The cunning Assad has taken advantage of the fact that chlorine is not a banned chemical agent because it has industrial uses. In the Russian-US Agreement in 2013, chlorine was not designated a priority chemical that Syria was required to declare. However, its use as a weapon is banned under the 1925 Geneva Chemical Weapons Convention. This Convention bans the use in war of “asphyxiating, poisonous or other gases… and all analogous liquids, materials, or devices.” This ban resulted from the experience of World War I when the German Army used gas for the first time in the second battle of Ypres in 1915, an attack that killed 30,000 British and French soldiers. Syria signed the Convention in 1968. However, this Convention did not refer to producing or stockpiling poison gas.
The question is whether the new Syrian use of chemical weapons will be another “red line” and whether the Assad regime will suffer any punishment. Will it lead to any, or further sanctions, by the international community against the regime? Less than two years ago, on August 20, 2012, President Barack Obama issued a warning that a red line would be drawn if the Bashar al-Assad regime in Syria made any attempt to move or use its chemical weapons. The Obama Administration would change its “calculus” if “we start seeing a whole bunch of chemical weapons moving around or being utilized.” All rational people agree that Syria should be held accountable for using chemical weapons. The problem is, should the response be limited or more potent, including a military one?
President Obama has made clear he prefers action by the international community, not unilateral action. The United Nations Security Council, as always, has expressed “grave concern,” but that concern is about “alleged reports about the use of chlorine gas.” At this point no move has been made to investigate the authenticity of the reports. The Security Council appears unaware of the photos and news items revealing the incidents of helicopters dropping canisters on residential areas, and the presence of mustard gas containers in a number of chemical weapons storage and production sites. It even maintains that the reports of attacks are “unsubstantiated,” though evidence exists in images of treatment in local field hospitals, clearly showing Syrian citizens being fed oxygen to alleviate suffering from suffocation, muscle contractions, and choking.

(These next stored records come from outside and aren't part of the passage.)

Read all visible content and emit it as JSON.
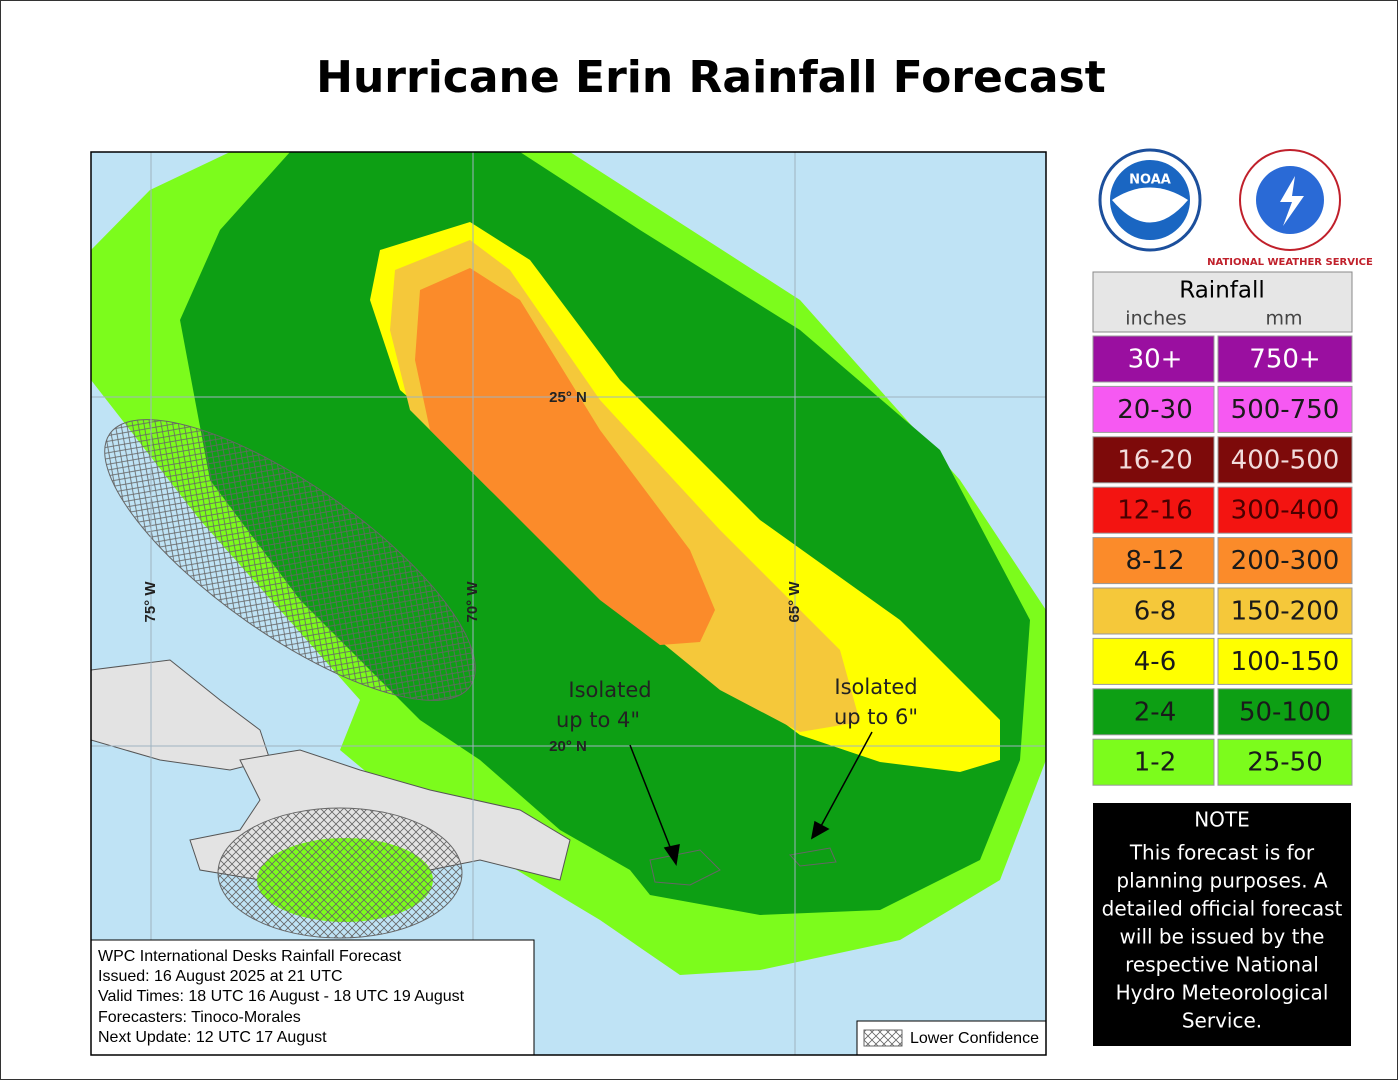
{
  "title": "Hurricane Erin Rainfall Forecast",
  "map": {
    "grid_labels": [
      "25° N",
      "20° N",
      "75° W",
      "70° W",
      "65° W"
    ],
    "annotations": [
      [
        "Isolated",
        "up to 4\""
      ],
      [
        "Isolated",
        "up to 6\""
      ]
    ]
  },
  "info": [
    "WPC International Desks Rainfall Forecast",
    "Issued: 16 August 2025 at 21 UTC",
    "Valid Times: 18 UTC 16 August - 18 UTC 19 August",
    "Forecasters: Tinoco-Morales",
    "Next Update: 12 UTC 17 August"
  ],
  "lower_confidence": "Lower Confidence",
  "logos": [
    "NOAA",
    "NATIONAL WEATHER SERVICE"
  ],
  "legend": {
    "title": "Rainfall",
    "units": [
      "inches",
      "mm"
    ],
    "rows": [
      {
        "inches": "30+",
        "mm": "750+",
        "color": "#9a0fa0",
        "text_color": "#ffffff"
      },
      {
        "inches": "20-30",
        "mm": "500-750",
        "color": "#f659f2",
        "text_color": "#1a1a1a"
      },
      {
        "inches": "16-20",
        "mm": "400-500",
        "color": "#7d0a0a",
        "text_color": "#f2dcdc"
      },
      {
        "inches": "12-16",
        "mm": "300-400",
        "color": "#f31411",
        "text_color": "#4a0000"
      },
      {
        "inches": "8-12",
        "mm": "200-300",
        "color": "#fb8b2a",
        "text_color": "#1a1a1a"
      },
      {
        "inches": "6-8",
        "mm": "150-200",
        "color": "#f5c83a",
        "text_color": "#1a1a1a"
      },
      {
        "inches": "4-6",
        "mm": "100-150",
        "color": "#ffff00",
        "text_color": "#1a1a1a"
      },
      {
        "inches": "2-4",
        "mm": "50-100",
        "color": "#0d9f14",
        "text_color": "#1a1a1a"
      },
      {
        "inches": "1-2",
        "mm": "25-50",
        "color": "#7cfc1c",
        "text_color": "#1a1a1a"
      }
    ]
  },
  "note": {
    "title": "NOTE",
    "lines": [
      "This forecast is for",
      "planning purposes. A",
      "detailed official forecast",
      "will be issued by the",
      "respective National",
      "Hydro Meteorological",
      "Service."
    ]
  }
}
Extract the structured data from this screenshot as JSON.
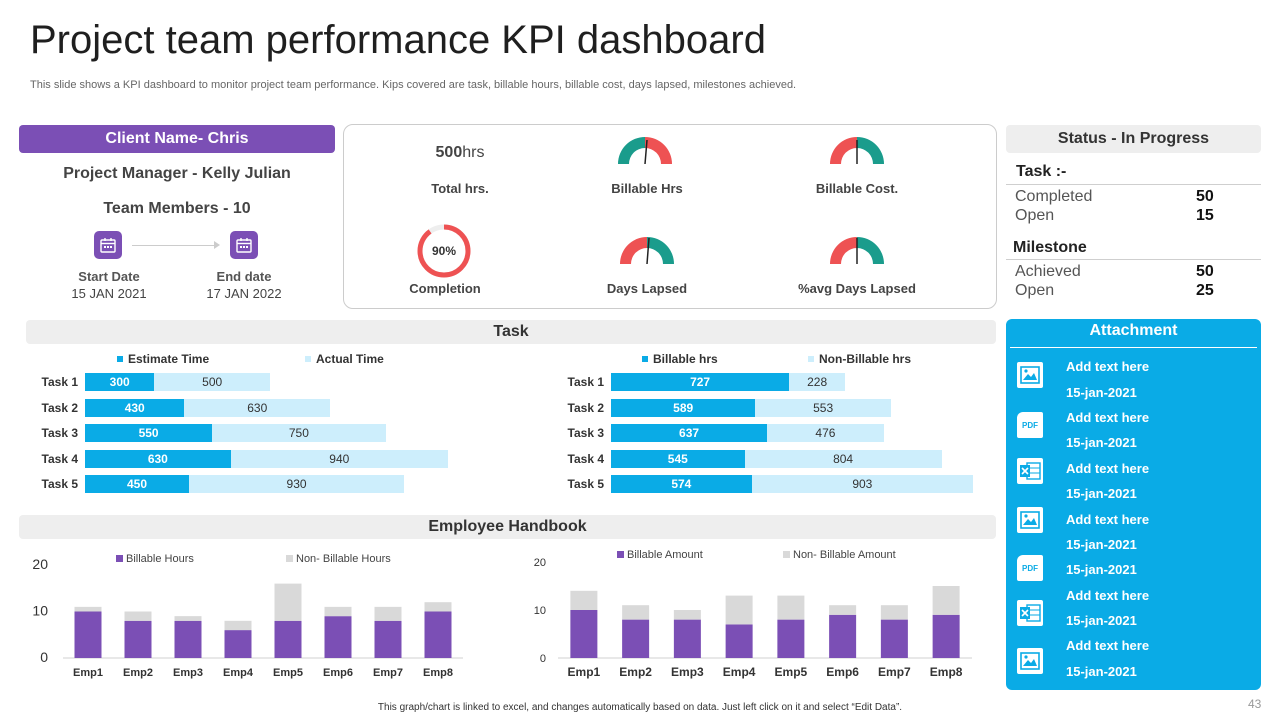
{
  "header": {
    "title": "Project team performance KPI dashboard",
    "subtitle": "This slide shows a KPI dashboard to monitor project team performance. Kips covered are task, billable hours, billable cost, days lapsed, milestones achieved."
  },
  "client": {
    "name": "Client Name- Chris",
    "project_manager": "Project Manager -  Kelly Julian",
    "team_members": "Team Members - 10",
    "start_label": "Start Date",
    "start_value": "15 JAN 2021",
    "end_label": "End date",
    "end_value": "17 JAN 2022"
  },
  "kpis": {
    "total_hours_value": "500",
    "total_hours_unit": "hrs",
    "total_hours_label": "Total hrs.",
    "billable_hrs_label": "Billable Hrs",
    "billable_cost_label": "Billable Cost.",
    "completion_value": "90%",
    "completion_fraction": 0.9,
    "completion_label": "Completion",
    "days_lapsed_label": "Days Lapsed",
    "avg_days_lapsed_label": "%avg Days Lapsed"
  },
  "status": {
    "header": "Status - In Progress",
    "task_title": "Task :-",
    "task_completed_label": "Completed",
    "task_completed_value": "50",
    "task_open_label": "Open",
    "task_open_value": "15",
    "milestone_title": "Milestone",
    "milestone_achieved_label": "Achieved",
    "milestone_achieved_value": "50",
    "milestone_open_label": "Open",
    "milestone_open_value": "25"
  },
  "sections": {
    "task": "Task",
    "handbook": "Employee Handbook"
  },
  "attachment": {
    "header": "Attachment",
    "items": [
      {
        "icon": "image-icon",
        "text": "Add text here",
        "date": "15-jan-2021"
      },
      {
        "icon": "pdf-icon",
        "text": "Add text here",
        "date": "15-jan-2021"
      },
      {
        "icon": "excel-icon",
        "text": "Add text here",
        "date": "15-jan-2021"
      },
      {
        "icon": "image-icon",
        "text": "Add text here",
        "date": "15-jan-2021"
      },
      {
        "icon": "pdf-icon",
        "text": "",
        "date": "15-jan-2021"
      },
      {
        "icon": "excel-icon",
        "text": "Add text here",
        "date": "15-jan-2021"
      },
      {
        "icon": "image-icon",
        "text": "Add text here",
        "date": "15-jan-2021"
      }
    ]
  },
  "pdf_icon_text": "PDF",
  "footer": "This graph/chart is linked to excel, and changes automatically based on data. Just left click on it and select “Edit Data”.",
  "page_number": "43",
  "colors": {
    "purple": "#7b4fb5",
    "blue": "#0aabe6",
    "light_blue": "#cdeefc",
    "teal": "#1a9c8c",
    "red": "#ee5253",
    "grey_bar": "#d9d9d9"
  },
  "chart_data": [
    {
      "type": "bar",
      "orientation": "horizontal",
      "stacked": true,
      "categories": [
        "Task 1",
        "Task 2",
        "Task 3",
        "Task 4",
        "Task 5"
      ],
      "series": [
        {
          "name": "Estimate Time",
          "values": [
            300,
            430,
            550,
            630,
            450
          ]
        },
        {
          "name": "Actual Time",
          "values": [
            500,
            630,
            750,
            940,
            930
          ]
        }
      ],
      "legend": "top"
    },
    {
      "type": "bar",
      "orientation": "horizontal",
      "stacked": true,
      "categories": [
        "Task 1",
        "Task 2",
        "Task 3",
        "Task 4",
        "Task 5"
      ],
      "series": [
        {
          "name": "Billable hrs",
          "values": [
            727,
            589,
            637,
            545,
            574
          ]
        },
        {
          "name": "Non-Billable hrs",
          "values": [
            228,
            553,
            476,
            804,
            903
          ]
        }
      ],
      "legend": "top"
    },
    {
      "type": "bar",
      "stacked": true,
      "categories": [
        "Emp1",
        "Emp2",
        "Emp3",
        "Emp4",
        "Emp5",
        "Emp6",
        "Emp7",
        "Emp8"
      ],
      "series": [
        {
          "name": "Billable Hours",
          "values": [
            10,
            8,
            8,
            6,
            8,
            9,
            8,
            10
          ]
        },
        {
          "name": "Non- Billable Hours",
          "values": [
            1,
            2,
            1,
            2,
            8,
            2,
            3,
            2
          ]
        }
      ],
      "ylim": [
        0,
        20
      ],
      "yticks": [
        "0",
        "10",
        "20"
      ],
      "legend": "top"
    },
    {
      "type": "bar",
      "stacked": true,
      "categories": [
        "Emp1",
        "Emp2",
        "Emp3",
        "Emp4",
        "Emp5",
        "Emp6",
        "Emp7",
        "Emp8"
      ],
      "series": [
        {
          "name": "Billable Amount",
          "values": [
            10,
            8,
            8,
            7,
            8,
            9,
            8,
            9
          ]
        },
        {
          "name": "Non- Billable Amount",
          "values": [
            4,
            3,
            2,
            6,
            5,
            2,
            3,
            6
          ]
        }
      ],
      "ylim": [
        0,
        20
      ],
      "yticks": [
        "0",
        "10",
        "20"
      ],
      "legend": "top"
    }
  ]
}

It is time for a real red line to be drawn to deal with Syrian inhumane barbarism. The international community should respond forcefully against the Assad regime. Perhaps one might even envisage that the morally righteous individuals and groups who have so far not condemned this savagery might end their silence. The world looks forward to that condemnation by people like Archbishop Desmond Tutu, Alice Walker, the World Council of Churches, American Studies Association, the Irish Teachers’ Union, and Oxfam International, who are so busy boycotting Israel that they remain silent on this issue. Can these people and organizations really believe that boycotting a factory outside of Jerusalem making carbonated products and employing hundreds of Palestinians is a more crucial issue for the survival of civilization and humanity than the use of poison gas by some Arabs on other Arabs?
Michael Curtis is author of Jews, Antisemitism, and the Middle East.